I can safely say that the number of horror films that have impressed me in the last 5 years is frighteningly low. I like to think my standards are not incredibly high. I don’t ask much. Films like It Follows, Mama and a few select others have made my list but I wasn’t holding out hope that there would be any more soon. The Void came out of nowhere. I hadn’t even heard of it until a read an article in my beloved Fangoria. The article sang praises of the film, how it was a cross between The Thing, Hellraiser and Event Horizon. That got my attention right away. Those are some of my all-time favorites! Plus, a film described as “Nightmarish” is right up my alley.
The Void is one of those films that lives in that very special space between Sci Fi and Horror. Taking the best elements of both and meshing them into one gory, strange and terrifying ride. I love a horror film that gets you right off the bat and this film grabs you in the first couple minutes and doesn’t let go till the last second. It’s just another boring night for Sheriff Daniel Carter (Aaron Poole), until a wounded man crawls out of the woods and he is forced to rush him to the nearest hospital. Unfortunately, that hospital is manned only by a skeleton crew including his estranged wife, Allison (Kathleen Munroe). I don’t want to give it away, but shit goes downhill really fast and it involves some weirdos with big ass knives standing outside the hospital in creepy white robes with a black triangle over the face. Like I said earlier, this is one of those films that gets you right from the beginning. Sure, I am a fan of the slow burn, if it’s done correctly but that seems to be a rarity these days. The acting is pretty on point. It’s believable, gritty and the emotion and urgency is quite raw. The practical effects in this film are absolutely incredible. I miss the days of good ol corn syrup, zinc oxide and red dye. With the things we can do now with digital effects, makeup effects are almost obsolete. There were scenes in this film that gave me the feeling of when I first saw John Carpenter’s The Thing. The monsters in this movie are pretty damn terrifying and my fiancé can attest to the fact that he would hear me every so often yell “What the fuck!?” or “Oh no no no!!” Those were my genuine reactions. This film doesn’t have to try hard to be scary. All the elements come together to create an absolutely terrifying and disturbing package. When I realized who the directors were I automatically knew what I loved the cinematography and the makeup effects in this film so much. Directors Jeremy Gillespie and Steven Kostanski have extensive backgrounds in art direction and makeup effects working together on such films as Suicide Squad and the new incarnation of Stephen King’s It. I believe this is partially what made this film so great to watch.

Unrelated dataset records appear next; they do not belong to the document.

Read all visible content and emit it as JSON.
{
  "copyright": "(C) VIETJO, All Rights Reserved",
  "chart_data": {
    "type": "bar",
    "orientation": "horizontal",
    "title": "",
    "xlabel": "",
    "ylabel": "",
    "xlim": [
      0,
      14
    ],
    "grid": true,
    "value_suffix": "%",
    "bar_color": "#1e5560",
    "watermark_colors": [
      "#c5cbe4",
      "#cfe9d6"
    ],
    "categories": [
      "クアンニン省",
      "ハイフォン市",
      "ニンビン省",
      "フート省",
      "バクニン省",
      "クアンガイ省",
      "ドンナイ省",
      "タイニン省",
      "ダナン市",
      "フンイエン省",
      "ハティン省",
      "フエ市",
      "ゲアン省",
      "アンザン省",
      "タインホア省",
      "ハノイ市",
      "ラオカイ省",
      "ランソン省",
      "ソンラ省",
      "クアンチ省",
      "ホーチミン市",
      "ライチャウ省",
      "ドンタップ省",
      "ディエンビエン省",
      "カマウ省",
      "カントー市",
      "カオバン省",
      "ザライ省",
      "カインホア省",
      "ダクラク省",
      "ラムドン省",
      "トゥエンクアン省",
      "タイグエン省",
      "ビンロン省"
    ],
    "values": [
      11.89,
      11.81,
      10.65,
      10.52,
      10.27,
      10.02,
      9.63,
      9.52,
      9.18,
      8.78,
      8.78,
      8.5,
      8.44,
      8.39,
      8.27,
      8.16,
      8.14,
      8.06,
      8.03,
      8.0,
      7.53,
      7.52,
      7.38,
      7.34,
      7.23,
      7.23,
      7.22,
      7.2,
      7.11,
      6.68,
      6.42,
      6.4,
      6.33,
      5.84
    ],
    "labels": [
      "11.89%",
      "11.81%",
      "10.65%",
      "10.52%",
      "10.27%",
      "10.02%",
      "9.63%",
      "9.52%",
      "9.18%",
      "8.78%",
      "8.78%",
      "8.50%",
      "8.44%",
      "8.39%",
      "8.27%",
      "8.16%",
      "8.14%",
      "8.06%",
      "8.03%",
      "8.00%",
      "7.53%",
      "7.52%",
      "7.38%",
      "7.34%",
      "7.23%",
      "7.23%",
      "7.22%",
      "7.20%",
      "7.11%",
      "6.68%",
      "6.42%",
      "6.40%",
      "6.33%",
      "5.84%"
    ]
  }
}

Good horror movies are few and far between these days. Even fewer are the ones that manage to use great practical effects. This film made my little gore loving heart skip a beat. Viscera, blood, monsters that look like something out of your worst nightmare. This film delivers. You remember that post I did a few months back about Lovecraftian horror? This film is a prime example of that very topic. This is a film that horror movie directors everywhere could sit down and take a lesson from. The ending leaves a lot of questions. It doesn’t fully explain itself and that makes it so much creepier. I always find the more questions I have at the end of a horror movie, the better and this one left me feeling uncomfortable with the amount of them I had. As humans we naturally crave resolution and when a film leaves us hanging, it makes it so much harder to digest.
The Void was an unexpected surprise. A beacon of hope in the dark ages of horror movies. It comes on full force and is unrelenting until the last second. It is smart, creepy and well made with a throwback vibe that I haven’t seen since It Follows. It is unapologetic with its gore and leaves you feeling empty and uneasy. My only complaint is that there aren’t more films like it. Horror filmmakers, take note, there needs to be more of films like this and less reboots. Think outside the box.